Q4 2024 – Q2 2025
Used structured persona mapping to identify and pivot toward an organic, high-intent audience segment—reshaping B2B go-to-market strategy without additional paid spend.
Challenge
Mylio was preparing to scale its B2B marketing, starting with a targeted push toward aesthetic medical providers. Early anecdotal feedback suggested these professionals valued Mylio’s HIPAA-compliant workflows, making them a promising segment. Over $10K in paid campaigns was allocated to test this hypothesis.
However, early conversion numbers were far lower than expected. The team needed a clearer, data-backed understanding of who the real high-intent B2B audiences were—and a scalable way to guide both sales and onboarding teams in tailoring their approach.
Approach
As part of Mylio’s transition to HubSpot, I introduced persona mapping directly into our sales and onboarding playbooks, ensuring every high-touch interaction contributed structured customer data.
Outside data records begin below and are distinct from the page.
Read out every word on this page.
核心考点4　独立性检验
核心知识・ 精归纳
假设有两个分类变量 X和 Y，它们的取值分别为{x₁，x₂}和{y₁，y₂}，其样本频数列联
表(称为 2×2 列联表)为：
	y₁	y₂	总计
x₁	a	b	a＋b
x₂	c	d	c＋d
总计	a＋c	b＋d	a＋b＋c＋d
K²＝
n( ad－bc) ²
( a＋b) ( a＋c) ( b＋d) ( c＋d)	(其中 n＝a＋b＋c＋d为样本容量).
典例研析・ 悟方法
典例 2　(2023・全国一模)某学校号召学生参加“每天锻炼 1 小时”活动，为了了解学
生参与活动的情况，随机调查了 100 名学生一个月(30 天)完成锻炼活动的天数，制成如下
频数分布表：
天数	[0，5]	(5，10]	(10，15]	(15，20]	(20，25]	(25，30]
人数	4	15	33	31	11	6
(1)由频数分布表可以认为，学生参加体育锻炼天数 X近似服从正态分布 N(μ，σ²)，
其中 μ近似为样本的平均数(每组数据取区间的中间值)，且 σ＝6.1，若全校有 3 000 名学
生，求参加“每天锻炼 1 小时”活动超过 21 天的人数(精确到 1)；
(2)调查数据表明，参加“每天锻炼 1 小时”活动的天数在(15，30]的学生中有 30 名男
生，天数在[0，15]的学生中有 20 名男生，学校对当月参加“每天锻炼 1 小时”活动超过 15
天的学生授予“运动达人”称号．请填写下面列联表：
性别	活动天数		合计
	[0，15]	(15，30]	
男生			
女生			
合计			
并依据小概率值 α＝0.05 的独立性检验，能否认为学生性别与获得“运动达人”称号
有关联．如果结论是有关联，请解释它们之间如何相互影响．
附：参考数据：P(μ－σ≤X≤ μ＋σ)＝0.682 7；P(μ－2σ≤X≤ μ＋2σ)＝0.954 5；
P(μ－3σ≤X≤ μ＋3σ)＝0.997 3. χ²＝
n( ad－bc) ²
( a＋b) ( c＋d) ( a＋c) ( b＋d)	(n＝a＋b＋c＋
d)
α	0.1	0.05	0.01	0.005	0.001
- Persona Framework: Defined 7 core personas—3 B2C and 4 B2B—based on market research, customer success insights, and anecdotal lead stories.
- Integrated Data Capture: Embedded persona selection and qualification questions in HubSpot Playbooks for both sales and onboarding teams.
- Cross-Functional Alignment: Provided scripts and guidance so sales reps could identify personas in real time without slowing conversations.
- Market Signal Tracking: Used HubSpot dashboards to monitor persona distribution, segment conversion rates, and patterns in acquisition sources.
Execution
- Launched persona-enabled sales and onboarding playbooks across B2B and B2C teams.
- Trained teams on using personas as a conversational tool to surface relevant use cases.
- Monitored real-time persona tagging and conversion data via HubSpot analytics.
- Compared performance of the initially targeted aesthetic medical persona against other B2B personas in the framework.
Results
- Pivot Insight: Data revealed that archivists—administrators and specialists managing searchable media databases—converted at 3–4× higher rates than aesthetic medical providers.